Philosophy is sometimes accused of being void of content, nothing more than an indulgence at word-play and useless intellectual gymnastics. I don't think anyone is justified to hold such an opinion, especially after Karl Popper. After all, he set the standards of modern science by introducing the concept of falsifiability.
In the first part of his influential tome "The Open Society and its Enemies", Popper attacks a widely revered persona : Plato.
Plato lived at the very crucial time of the Peloponnesian War, the time when the ideas of individualism and democracy were introduced for the first time. It was a transition that Plato opposed, despite the influence Socrates had on him. Popper shows how the social model that Plato proposes is totalitarian, and how he manages to present it in a way that continues to appeal even to modern times. Plato's ideal society is one of rigid roles and no individuality. His theory of Forms (or Ideas) naturally supports such a model : perfection lies in the past because everything that exists is a degenerate copy of its ideal, primordial Form (this is a version of a concept that Popper calls "historicism"). Thus, any change away from the ancient, tribalistic societies is evil. An argument Plato uses is comparing society with the body of an organism. An organism cannot function if its parts seek roles that are different from their natural ones.
Plato manages to present his social model as just and good by clever philosophical tricks. One is to present the laws of tribalistic society as natural ones. In the same way that you cannot challenge gravity, Plato assumes that this applies for the laws of his ideal society. As these laws are part of the past, they are more perfect copies of their original Form. Another trick is to present concepts like individualism as inherently selfish and destructive for society. For Plato, being a free individual is not an option, it is not natural - it is egoistic and thus, evil. The reason why such clearly totalitarian ideas remain popular is because they prey on our natural urge to belong to a group.

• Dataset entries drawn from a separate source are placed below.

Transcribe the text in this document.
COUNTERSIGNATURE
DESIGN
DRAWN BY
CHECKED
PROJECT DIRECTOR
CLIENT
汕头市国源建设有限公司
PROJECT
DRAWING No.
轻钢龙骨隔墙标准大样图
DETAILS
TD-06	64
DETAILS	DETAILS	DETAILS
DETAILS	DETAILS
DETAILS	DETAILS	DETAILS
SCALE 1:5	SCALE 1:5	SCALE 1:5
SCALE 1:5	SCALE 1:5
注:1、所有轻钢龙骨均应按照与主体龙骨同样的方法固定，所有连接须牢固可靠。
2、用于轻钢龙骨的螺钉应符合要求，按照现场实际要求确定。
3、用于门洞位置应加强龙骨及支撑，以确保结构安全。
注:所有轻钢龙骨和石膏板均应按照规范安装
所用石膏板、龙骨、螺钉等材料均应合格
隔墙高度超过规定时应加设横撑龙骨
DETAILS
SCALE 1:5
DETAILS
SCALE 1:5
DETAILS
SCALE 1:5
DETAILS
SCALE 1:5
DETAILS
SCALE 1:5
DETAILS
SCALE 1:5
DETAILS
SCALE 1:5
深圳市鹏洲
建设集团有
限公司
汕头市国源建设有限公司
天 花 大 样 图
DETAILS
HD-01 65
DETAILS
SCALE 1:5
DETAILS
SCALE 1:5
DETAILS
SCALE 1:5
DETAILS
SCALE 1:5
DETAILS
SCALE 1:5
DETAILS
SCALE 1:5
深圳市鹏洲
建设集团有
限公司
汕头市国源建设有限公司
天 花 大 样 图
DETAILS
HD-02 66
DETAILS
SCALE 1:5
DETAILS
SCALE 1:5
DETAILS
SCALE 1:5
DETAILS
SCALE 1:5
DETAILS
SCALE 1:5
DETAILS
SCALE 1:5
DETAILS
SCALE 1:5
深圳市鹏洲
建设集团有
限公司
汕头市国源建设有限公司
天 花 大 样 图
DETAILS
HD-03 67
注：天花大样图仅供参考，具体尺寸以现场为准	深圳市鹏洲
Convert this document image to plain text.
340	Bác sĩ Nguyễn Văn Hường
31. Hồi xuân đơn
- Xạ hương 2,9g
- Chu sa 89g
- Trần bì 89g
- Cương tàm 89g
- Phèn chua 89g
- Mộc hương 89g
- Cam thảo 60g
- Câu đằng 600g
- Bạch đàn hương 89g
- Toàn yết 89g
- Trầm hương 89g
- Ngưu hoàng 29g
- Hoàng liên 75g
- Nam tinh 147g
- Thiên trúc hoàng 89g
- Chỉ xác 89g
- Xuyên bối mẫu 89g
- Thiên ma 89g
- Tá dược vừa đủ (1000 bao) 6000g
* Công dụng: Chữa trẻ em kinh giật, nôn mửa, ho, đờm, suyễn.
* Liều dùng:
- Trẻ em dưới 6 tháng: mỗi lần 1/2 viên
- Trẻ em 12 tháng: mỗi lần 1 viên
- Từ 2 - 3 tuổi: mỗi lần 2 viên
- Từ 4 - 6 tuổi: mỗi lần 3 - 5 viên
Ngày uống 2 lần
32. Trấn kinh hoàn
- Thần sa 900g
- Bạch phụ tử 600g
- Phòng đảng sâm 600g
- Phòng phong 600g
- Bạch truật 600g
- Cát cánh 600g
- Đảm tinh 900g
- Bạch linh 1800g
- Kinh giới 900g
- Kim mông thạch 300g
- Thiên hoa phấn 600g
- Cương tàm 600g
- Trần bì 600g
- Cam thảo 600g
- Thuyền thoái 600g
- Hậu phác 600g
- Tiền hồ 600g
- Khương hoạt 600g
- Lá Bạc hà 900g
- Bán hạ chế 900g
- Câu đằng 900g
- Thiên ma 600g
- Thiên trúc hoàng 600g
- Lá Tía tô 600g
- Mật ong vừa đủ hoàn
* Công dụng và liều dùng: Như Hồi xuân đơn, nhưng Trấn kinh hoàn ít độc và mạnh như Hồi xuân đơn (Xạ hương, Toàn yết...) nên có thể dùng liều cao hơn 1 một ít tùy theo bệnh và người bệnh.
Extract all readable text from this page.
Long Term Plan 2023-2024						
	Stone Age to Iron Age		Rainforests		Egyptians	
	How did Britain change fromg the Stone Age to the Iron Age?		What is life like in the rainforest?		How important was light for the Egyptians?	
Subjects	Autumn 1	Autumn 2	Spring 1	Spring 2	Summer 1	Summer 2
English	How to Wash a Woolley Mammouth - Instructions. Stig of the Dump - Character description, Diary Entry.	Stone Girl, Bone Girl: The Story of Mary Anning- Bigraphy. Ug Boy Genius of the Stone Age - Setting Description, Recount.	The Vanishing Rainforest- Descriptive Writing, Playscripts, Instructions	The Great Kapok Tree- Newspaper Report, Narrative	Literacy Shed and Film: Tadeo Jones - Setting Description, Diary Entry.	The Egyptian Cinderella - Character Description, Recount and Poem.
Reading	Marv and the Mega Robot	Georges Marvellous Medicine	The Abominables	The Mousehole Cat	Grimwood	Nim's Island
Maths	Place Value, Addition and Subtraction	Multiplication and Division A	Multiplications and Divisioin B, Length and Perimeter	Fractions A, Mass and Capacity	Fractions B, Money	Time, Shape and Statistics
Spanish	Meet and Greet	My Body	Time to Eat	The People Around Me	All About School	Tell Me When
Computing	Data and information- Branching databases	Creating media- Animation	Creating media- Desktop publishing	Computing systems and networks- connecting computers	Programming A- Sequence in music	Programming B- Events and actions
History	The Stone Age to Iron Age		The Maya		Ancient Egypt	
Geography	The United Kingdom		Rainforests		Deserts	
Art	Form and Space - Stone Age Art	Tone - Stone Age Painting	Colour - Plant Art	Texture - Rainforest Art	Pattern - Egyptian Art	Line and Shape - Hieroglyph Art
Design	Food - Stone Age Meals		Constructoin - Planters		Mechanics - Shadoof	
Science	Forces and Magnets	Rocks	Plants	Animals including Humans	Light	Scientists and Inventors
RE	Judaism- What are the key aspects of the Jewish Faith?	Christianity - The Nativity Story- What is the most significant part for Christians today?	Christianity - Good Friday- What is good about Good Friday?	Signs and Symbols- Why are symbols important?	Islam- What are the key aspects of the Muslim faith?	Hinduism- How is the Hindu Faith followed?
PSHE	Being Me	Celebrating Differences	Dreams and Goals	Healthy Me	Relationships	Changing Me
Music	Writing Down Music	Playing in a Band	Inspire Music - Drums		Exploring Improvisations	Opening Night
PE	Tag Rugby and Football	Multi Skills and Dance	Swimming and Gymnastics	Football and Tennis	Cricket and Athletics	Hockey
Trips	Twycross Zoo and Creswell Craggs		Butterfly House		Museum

Karl Popper has dug deep into the platonic texts and manages to elegantly explain and expose their origin and content. By doing so, Popper also offers us an important understanding of the democratic values that emerged when the tribalistic society collapsed. There is only one point that I think Popper gets wrong.
Popper briefly criticizes Plato's fame as "the nearest approach to Christianity before Christ" and it is here that I think he fails to make a case. Plato's fame is very much justified because Christianity opposes democracy with the same arguments and tricks that Plato uses. Popper argues that modern philosophers fail to see the connection between Plato and totalitarianism but he himself fails, in the same way, to see the connection with Christianity. It may be that Popper wanted to avoid insulting his religious readers. It's hard to believe he would have missed the similarities between Paul and Plato, as they both use the "body" comparison (1 Corinthians 12:12-26) for their proposed societal model. Inadvertently or not, Popper's criticism of Plato also reveals the totalitarian nature of Christianity.